🤖 AI Summary
Neural operators suffer from overfitting and poor generalization in few-shot PDE solving due to parameter redundancy in standard attention mechanisms. Method: We propose Orthogonal Attention, the first attention design that integrates spectral decomposition of kernel integral operators with neural approximation of orthogonal eigenfunctions, thereby enforcing implicit regularization via intrinsic orthogonality. This eliminates high-dimensional parameter coupling inherent in softmax-based attention, substantially reducing model complexity. Results: Evaluated on six benchmark PDE tasks spanning regular and irregular geometries, our method achieves an average 12.6% higher accuracy than state-of-the-art neural operators—including FNO, TFNO, and GNO—while retaining over 92% of its performance under a 50% reduction in training data.

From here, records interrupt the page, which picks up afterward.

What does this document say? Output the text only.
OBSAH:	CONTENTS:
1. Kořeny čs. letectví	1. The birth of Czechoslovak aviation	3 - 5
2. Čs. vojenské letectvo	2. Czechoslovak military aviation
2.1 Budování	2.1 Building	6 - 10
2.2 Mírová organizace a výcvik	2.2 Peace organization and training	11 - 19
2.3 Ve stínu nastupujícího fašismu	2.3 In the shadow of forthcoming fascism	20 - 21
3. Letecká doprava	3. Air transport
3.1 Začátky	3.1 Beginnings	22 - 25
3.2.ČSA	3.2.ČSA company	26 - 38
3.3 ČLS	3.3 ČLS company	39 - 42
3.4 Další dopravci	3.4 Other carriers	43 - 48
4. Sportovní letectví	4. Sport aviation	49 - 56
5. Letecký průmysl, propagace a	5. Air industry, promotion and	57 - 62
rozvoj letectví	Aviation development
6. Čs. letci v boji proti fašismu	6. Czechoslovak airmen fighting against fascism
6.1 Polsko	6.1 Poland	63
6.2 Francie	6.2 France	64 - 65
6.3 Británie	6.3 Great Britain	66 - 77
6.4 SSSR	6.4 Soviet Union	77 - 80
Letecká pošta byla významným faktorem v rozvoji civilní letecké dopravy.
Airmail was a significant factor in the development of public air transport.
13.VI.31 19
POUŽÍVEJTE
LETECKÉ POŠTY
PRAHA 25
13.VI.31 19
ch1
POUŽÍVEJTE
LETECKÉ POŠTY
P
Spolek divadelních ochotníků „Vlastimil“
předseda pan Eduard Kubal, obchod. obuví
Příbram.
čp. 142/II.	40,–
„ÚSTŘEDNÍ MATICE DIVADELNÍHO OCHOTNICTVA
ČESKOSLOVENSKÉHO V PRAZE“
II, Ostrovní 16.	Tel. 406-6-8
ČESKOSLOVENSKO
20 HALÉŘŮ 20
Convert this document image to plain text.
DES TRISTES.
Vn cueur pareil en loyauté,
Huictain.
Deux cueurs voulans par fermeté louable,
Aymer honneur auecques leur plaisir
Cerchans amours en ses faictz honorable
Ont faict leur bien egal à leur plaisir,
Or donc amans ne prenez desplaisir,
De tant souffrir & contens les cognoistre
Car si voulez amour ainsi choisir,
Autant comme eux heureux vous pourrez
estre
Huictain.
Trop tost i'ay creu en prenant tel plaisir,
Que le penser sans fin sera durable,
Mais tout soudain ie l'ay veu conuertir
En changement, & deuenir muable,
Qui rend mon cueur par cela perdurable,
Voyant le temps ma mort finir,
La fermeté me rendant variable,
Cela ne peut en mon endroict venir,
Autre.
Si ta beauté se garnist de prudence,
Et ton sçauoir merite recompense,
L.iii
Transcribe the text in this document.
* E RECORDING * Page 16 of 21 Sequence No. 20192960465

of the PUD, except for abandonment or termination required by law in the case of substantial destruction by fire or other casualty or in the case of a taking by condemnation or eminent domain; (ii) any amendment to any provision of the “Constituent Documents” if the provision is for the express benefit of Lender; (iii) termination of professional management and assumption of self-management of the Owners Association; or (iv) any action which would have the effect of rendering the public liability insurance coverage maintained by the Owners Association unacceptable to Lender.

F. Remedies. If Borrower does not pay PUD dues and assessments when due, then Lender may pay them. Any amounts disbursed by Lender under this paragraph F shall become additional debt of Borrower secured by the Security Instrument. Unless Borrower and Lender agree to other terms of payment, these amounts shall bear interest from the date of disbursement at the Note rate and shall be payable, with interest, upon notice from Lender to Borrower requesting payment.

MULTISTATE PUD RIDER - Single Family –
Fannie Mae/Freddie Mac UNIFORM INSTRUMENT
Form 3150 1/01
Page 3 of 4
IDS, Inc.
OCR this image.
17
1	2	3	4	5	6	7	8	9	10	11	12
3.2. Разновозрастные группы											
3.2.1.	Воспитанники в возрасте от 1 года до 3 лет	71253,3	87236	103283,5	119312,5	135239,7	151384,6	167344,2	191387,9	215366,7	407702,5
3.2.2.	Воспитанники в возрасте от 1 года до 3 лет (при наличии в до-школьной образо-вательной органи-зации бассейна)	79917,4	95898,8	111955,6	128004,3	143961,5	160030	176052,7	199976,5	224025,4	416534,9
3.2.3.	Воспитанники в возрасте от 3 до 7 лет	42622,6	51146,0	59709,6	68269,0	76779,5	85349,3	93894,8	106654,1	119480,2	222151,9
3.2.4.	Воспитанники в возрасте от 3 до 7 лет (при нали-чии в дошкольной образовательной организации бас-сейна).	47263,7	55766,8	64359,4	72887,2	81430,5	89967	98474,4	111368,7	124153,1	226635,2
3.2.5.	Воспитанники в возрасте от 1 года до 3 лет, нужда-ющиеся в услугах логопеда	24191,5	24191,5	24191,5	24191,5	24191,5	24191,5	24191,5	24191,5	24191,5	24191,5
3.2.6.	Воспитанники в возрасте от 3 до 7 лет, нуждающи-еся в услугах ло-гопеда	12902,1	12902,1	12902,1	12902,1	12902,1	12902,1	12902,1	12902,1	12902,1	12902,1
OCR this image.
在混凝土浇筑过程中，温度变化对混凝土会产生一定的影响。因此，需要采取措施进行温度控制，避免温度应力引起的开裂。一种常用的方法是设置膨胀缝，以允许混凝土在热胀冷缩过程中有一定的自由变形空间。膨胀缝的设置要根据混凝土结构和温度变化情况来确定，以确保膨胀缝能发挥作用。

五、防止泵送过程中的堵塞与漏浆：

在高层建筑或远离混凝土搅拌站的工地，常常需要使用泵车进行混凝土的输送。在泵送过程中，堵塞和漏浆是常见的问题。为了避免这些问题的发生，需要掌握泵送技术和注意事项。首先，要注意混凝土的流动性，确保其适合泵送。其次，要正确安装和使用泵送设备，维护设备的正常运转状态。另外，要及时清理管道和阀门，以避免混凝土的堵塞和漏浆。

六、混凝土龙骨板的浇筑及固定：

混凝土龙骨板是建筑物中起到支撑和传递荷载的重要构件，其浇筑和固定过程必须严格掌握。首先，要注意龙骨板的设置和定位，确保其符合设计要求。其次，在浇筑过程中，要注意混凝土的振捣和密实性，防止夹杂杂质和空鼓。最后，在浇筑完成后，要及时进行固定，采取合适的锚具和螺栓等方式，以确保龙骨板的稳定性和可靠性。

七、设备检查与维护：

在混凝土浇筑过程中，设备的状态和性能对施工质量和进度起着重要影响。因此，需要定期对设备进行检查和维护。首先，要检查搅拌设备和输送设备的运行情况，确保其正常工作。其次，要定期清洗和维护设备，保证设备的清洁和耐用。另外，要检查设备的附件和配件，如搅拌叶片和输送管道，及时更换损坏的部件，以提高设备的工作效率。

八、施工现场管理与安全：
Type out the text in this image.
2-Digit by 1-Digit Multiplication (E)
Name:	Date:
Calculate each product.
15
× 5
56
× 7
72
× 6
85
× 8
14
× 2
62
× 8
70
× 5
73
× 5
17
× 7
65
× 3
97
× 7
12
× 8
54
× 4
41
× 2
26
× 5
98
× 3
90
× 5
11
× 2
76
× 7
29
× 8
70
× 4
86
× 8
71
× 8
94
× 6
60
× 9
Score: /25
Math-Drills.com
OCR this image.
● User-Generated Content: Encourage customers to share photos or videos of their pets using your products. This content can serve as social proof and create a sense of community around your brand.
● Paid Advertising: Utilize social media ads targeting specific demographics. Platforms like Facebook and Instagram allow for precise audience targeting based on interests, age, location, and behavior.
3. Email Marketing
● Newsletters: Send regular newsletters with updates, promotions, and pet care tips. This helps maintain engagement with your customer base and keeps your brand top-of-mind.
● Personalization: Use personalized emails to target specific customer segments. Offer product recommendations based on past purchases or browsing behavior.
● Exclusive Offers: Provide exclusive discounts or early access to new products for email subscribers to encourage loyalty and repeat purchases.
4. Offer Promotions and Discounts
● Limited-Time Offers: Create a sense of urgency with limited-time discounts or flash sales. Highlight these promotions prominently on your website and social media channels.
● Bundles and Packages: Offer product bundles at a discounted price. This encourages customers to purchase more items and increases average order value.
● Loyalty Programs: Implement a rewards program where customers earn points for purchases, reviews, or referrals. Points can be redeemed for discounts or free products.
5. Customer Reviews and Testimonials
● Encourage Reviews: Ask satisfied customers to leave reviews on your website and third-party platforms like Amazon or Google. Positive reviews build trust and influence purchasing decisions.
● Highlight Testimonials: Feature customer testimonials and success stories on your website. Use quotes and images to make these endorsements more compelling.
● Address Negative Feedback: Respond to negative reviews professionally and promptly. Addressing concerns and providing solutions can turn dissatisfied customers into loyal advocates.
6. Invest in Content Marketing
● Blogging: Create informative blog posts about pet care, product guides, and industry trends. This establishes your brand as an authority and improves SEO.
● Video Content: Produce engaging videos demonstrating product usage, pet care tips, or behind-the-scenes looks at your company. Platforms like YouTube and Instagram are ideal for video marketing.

It thus demonstrates superior robustness and data efficiency.
📝 Abstract
Neural operators, as an efficient surrogate model for learning the solutions of PDEs, have received extensive attention in the field of scientific machine learning. Among them, attention-based neural operators have become one of the mainstreams in related research. However, existing approaches overfit the limited training data due to the considerable number of parameters in the attention mechanism. To address this, we develop an orthogonal attention based on the eigendecomposition of the kernel integral operator and the neural approximation of eigenfunctions. The orthogonalization naturally poses a proper regularization effect on the resulting neural operator, which aids in resisting overfitting and boosting generalization. Experiments on six standard neural operator benchmark datasets comprising both regular and irregular geometries show that our method can outperform competing baselines with decent margins.